Entertainment

FIELD OF DREAMIES

MOST every American man’s adult life begins when he accepts that he is, before anything else, a failed baseball player. And that’s fine. The world needs ditch diggers, doctors, lawyers and presidents, too. A boy learns that his dad – unless he’s a real schmuck – is going to love him even if he can’t hit a curve ball.

Female baseball fans often came to love the national pastime through men, too. Specifically, bat-wielding, uniformed men to whom they might have initially sang, “Take Me Out to . . . Dinner.”

Yankees fan Rob Gelardi knows this.

“Yes, I did have an agenda, because I knew I was going to be watching a ton of baseball,” says Gelardi, who “introduced” his girlfriend Melissa Hess to baseball through Derek Jeter. He thought the shortstop would act as a point of entry and attract her to the sport overall.

It’s the “gateway player” theory. And it worked.

The couple started watching the Yankees together in 1996, Jeter’s first full season with the Bombers and the year the Yankees won their 23rd World Series title.

“I know most women are gaga for him, but for me, it was his upbringing,” says Melissa, citing the Captain’s polite disposition, sound work ethic and ambassador mentality.

“On one hand, he’s pretty boring and never gives the press what they want by saying anything controversial. But he really understands what he is to New York and to baseball.”

She also admits, “It doesn’t hurt that he’s easy on the eyes.”

Although the Yankees and the Mets are blessed with many potential gateway players, the technique will work with non-NYC teams, too many potential gateway players, the technique will work with non-NYC teams, too.
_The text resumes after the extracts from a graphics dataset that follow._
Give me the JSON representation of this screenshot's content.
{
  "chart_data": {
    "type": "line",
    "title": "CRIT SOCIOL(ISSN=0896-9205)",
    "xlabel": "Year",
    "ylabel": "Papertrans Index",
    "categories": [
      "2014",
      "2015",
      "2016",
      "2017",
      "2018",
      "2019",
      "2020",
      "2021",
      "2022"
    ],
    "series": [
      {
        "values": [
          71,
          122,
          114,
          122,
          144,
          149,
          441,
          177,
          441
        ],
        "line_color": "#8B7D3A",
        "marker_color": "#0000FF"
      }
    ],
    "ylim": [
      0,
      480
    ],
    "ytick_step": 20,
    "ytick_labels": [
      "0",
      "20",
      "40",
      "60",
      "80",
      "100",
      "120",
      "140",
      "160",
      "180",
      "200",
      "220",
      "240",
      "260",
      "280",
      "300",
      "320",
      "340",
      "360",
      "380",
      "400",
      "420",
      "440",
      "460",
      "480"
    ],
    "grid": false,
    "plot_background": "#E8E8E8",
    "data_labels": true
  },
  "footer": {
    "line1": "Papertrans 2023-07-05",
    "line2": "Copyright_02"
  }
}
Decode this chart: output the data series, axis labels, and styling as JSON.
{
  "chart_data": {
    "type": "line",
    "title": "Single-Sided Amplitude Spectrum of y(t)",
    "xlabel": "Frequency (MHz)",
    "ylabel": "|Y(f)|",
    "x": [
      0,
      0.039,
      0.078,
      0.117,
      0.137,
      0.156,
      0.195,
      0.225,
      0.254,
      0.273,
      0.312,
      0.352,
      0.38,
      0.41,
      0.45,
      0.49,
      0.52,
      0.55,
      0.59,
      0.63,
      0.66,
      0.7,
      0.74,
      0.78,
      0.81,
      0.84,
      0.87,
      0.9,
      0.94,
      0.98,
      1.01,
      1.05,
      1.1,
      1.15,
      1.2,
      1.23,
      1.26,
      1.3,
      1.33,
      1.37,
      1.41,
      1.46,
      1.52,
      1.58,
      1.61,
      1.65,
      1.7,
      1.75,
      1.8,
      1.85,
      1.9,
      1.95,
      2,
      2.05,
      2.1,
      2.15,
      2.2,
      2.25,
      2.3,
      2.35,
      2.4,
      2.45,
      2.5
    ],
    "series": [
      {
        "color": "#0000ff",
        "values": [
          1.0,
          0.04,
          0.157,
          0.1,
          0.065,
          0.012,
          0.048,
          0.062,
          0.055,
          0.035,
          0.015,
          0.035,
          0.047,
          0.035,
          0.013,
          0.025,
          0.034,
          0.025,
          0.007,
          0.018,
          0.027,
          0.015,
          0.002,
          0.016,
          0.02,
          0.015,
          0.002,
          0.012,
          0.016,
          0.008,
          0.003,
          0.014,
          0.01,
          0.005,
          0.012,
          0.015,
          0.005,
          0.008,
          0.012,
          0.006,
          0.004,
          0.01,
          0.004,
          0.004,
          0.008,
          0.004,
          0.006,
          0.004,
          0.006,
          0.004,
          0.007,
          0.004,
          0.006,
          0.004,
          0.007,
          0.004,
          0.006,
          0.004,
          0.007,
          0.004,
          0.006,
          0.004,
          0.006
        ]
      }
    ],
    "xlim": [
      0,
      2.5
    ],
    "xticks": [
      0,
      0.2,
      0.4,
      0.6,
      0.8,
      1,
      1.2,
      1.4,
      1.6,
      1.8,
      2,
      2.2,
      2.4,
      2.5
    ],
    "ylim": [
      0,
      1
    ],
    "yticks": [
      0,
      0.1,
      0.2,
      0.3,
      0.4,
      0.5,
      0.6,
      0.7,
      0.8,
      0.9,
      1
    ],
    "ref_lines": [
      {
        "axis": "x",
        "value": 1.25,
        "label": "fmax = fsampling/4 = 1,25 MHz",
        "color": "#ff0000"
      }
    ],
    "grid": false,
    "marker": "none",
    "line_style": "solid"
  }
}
Philadelphia transplant Ellen Hurr first got into baseball when David Justice was an Atlanta Brave, though she lost interest after he left the team and Halle Berry left him in 1996 – five years before his move to The Bronx.

“That opened the floodgates,” says Hurr, who, by then, had even started paying attention to her hometown Phillies, whom she admits, weren’t a very good-looking team in the mid-’90s.

“They were such characters,” Hurr recalls. “Justice and [Atlanta teammates] Andruw and Chipper Jones, they were just good looking. Other players I got to like for substantial reasons.”

There was nothing substantial about Kristen Rasmussen’s love of the Dallas Cowboys – proving that the gateway player can be used in football or any other sport.

“It was all looks,” admits Rasmussen, whose drug of choice was Troy Aikman. The dreamy Super Bowl winner had claimed her heart when she was in junior high and would watch the NFL’s “Quarterback Challenge” with her brothers.

Rasmussen, who recently moved to Chicago from New York, says her ardor for the team dimmed somewhat when Aikman retired in 2001, and she’s now a fan of the Minnesota Vikings.

But not all player-induced fanettes play the field.

Take Melissa. She added Gelardi’s name to her own in 2002 – on home plate at Abner Doubleday Field, just a relay toss from the National Baseball Hall of Fame in Cooperstown. She even got legendary Yankee Stadium announcer Bob Sheppard to introduce their wedding party via recording.

Since then, the Gelardis have attended at least a dozen Yankees games together, visited four other MLB ballparks, and left Manhattan for the suburbs, where they’re raising their 9-month-old son, Dash, and 2-year-old daughter, Cio – and passing along their love of the game.

Melissa recommends that men whose girlfriends are slow in warming up to the Mets’ or Yankees’ opening-day rosters, might rent the 1988 Kevin Costner film “Bull Durham” before NY’s home teams start their seasons on March 31.

“It’s incredibly sexy for women and exciting for men,” she says, warning that some challenges may prove simply unwinnable.

“If your girlfriend doesn’t like baseball then – you may have a problem.”